Speaker
Description
Molecular crystals represent a large entity of materials as most organic and numerous inorganic chemical compounds exist in the form of a molecular crystal at low temperatures or high pressures. Materials with extremely different properties can be mentioned in this context – weakly-bound noble-gases crystals, solids as common as water ice, or strongly bound zwitterionic or molecular-ionic crystals. Existence of polymorphs, cocrystals or crystalline solvates, so typical for molecular crystals, further enrich the already vast field of research. Probably the most extensively investigated group of molecular crystals currently are the active pharmaceutical ingredients.
A delicate interplay of intermolecular interactions (electrostatic, induction, dispersion, hydrogen-bonding) in the crystal lattice predetermines the properties of the material. A key property of each crystal is its cohesive energy, expressing how strongly are the molecules in a crystal bound together. Adding this property to vibrational properties of the crystal (phonons), many valuable thermodynamic characteristics of the crystal, such as the heat of sublimation, phase transition temperature or the stability of the given phase at given pressure and temperature can be predicted.

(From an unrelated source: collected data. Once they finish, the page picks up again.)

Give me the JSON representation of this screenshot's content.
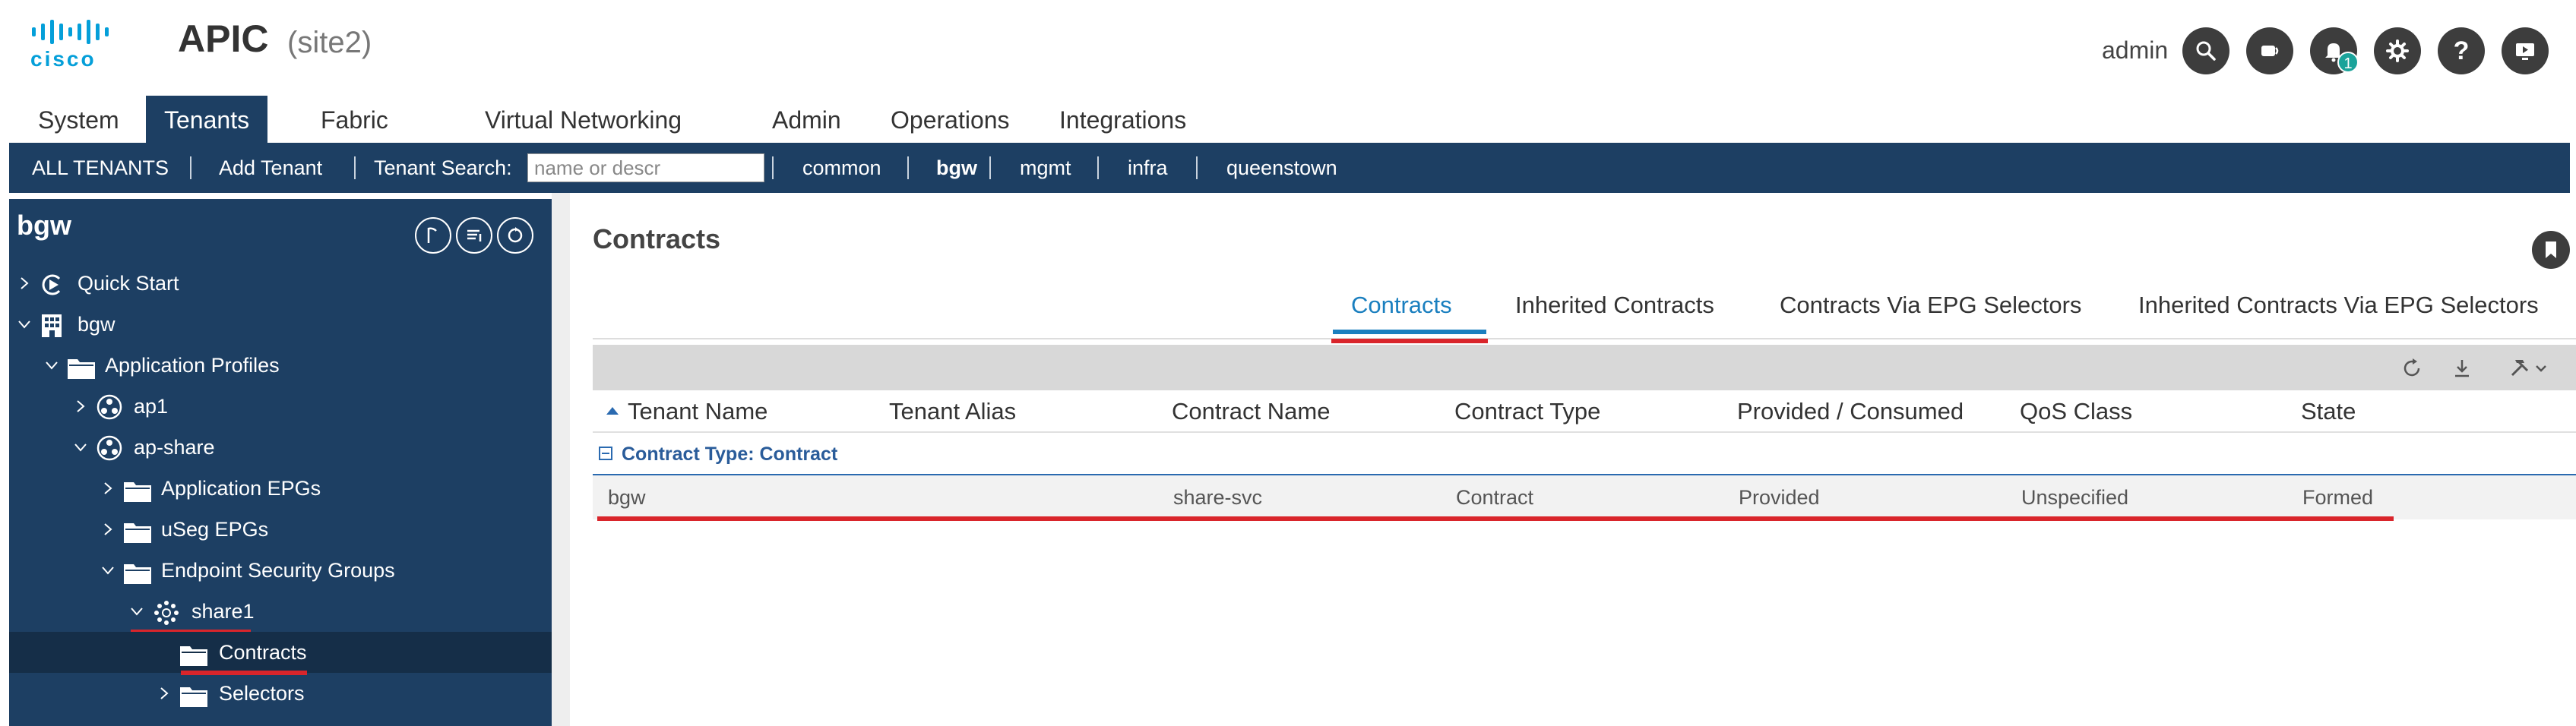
{
  "header": {
    "logo_text": "cisco",
    "app_title": "APIC",
    "site": "(site2)",
    "username": "admin",
    "notification_count": "1",
    "icons": [
      "search-icon",
      "announcement-icon",
      "bell-icon",
      "gear-icon",
      "help-icon",
      "screen-icon"
    ]
  },
  "main_nav": {
    "tabs": [
      {
        "label": "System"
      },
      {
        "label": "Tenants",
        "active": true
      },
      {
        "label": "Fabric"
      },
      {
        "label": "Virtual Networking"
      },
      {
        "label": "Admin"
      },
      {
        "label": "Operations"
      },
      {
        "label": "Integrations"
      }
    ]
  },
  "sub_nav": {
    "all_tenants": "ALL TENANTS",
    "add_tenant": "Add Tenant",
    "tenant_search_label": "Tenant Search:",
    "tenant_search_placeholder": "name or descr",
    "tenants": [
      "common",
      "bgw",
      "mgmt",
      "infra",
      "queenstown"
    ],
    "active_tenant": "bgw"
  },
  "sidebar": {
    "title": "bgw",
    "tree": [
      {
        "label": "Quick Start",
        "icon": "quick-start-icon",
        "expanded": false
      },
      {
        "label": "bgw",
        "icon": "building-icon",
        "expanded": true
      },
      {
        "label": "Application Profiles",
        "icon": "folder-icon",
        "expanded": true
      },
      {
        "label": "ap1",
        "icon": "app-profile-icon",
        "expanded": false
      },
      {
        "label": "ap-share",
        "icon": "app-profile-icon",
        "expanded": true
      },
      {
        "label": "Application EPGs",
        "icon": "folder-icon",
        "expanded": false
      },
      {
        "label": "uSeg EPGs",
        "icon": "folder-icon",
        "expanded": false
      },
      {
        "label": "Endpoint Security Groups",
        "icon": "folder-icon",
        "expanded": true
      },
      {
        "label": "share1",
        "icon": "esg-icon",
        "expanded": true
      },
      {
        "label": "Contracts",
        "icon": "folder-icon",
        "selected": true
      },
      {
        "label": "Selectors",
        "icon": "folder-icon",
        "expanded": false
      }
    ]
  },
  "content": {
    "title": "Contracts",
    "tabs": [
      {
        "label": "Contracts",
        "active": true
      },
      {
        "label": "Inherited Contracts"
      },
      {
        "label": "Contracts Via EPG Selectors"
      },
      {
        "label": "Inherited Contracts Via EPG Selectors"
      }
    ],
    "table": {
      "columns": [
        "Tenant Name",
        "Tenant Alias",
        "Contract Name",
        "Contract Type",
        "Provided / Consumed",
        "QoS Class",
        "State"
      ],
      "group_label": "Contract Type: Contract",
      "rows": [
        [
          "bgw",
          "",
          "share-svc",
          "Contract",
          "Provided",
          "Unspecified",
          "Formed"
        ]
      ]
    }
  },
  "colors": {
    "nav_blue": "#1d3f63",
    "accent_blue": "#1a7fbf",
    "highlight_red": "#d9252b",
    "cisco_blue": "#049fd9"
  }
}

The recent advent of computational chemistry consisting in development of high-performance quantum-chemical methods, statistical-thermodynamic models and a broad availability of the computational resources has enabled to predict many properties of various molecular crystals with a sufficient accuracy, sometimes even approaching the uncertainty level of the experimental determinations of such properties. To capture the interplay of different intermolecular short-range and long-range forces acting in the crystals, computational methodologies need to be robust and versatile enough to ensure their broad applicability and transferability without any dramatic loss of accuracy. A combination of periodic density functional theory (DFT) calculations, ab initio wavefunction methods and the quasi-harmonic approximation has established as the workhorse of our first-principles predictions of cohesive properties of molecular crystals.
This contribution gives an account on our recent first-principles predictions of the heat of sublimation, sublimation pressures or phase diagrams and their computational uncertainties. The development of our computational methodologies, based on the hybrid many-body interaction model combining quantum-chemical short-range and cheaper long-range regimes, over time and the appropriate range of applicability is emphasized in this context. At the beginning, only non-polar hydrocarbons were investigated and a primitive point-charge embedding scheme was used to treat their long-range electrostatics. Next, more polar species were considered and we opted for a polarizable force-field instead of mere point charges. Here, we managed to qualitatively predict the phase diagram of three polymorphs of methanol, with the underlying computational accuracy in terms of the Gibbs energy well in the sub-kJ/mol accuracy. Only recently, we have started using cheap periodic quantum-chemical methods to treat the long-range forces which proved to be essential for crystals of proteinogenic amino acids or alkylmethylimidazolium-based ionic liquids. Counterintuitively, the increasing rate of ionicity in these crystals does not grant a higher accuracy of the calculations since the induction or charge transfer effects become too important to be neglected or simply described by a generalizing empiric force-field.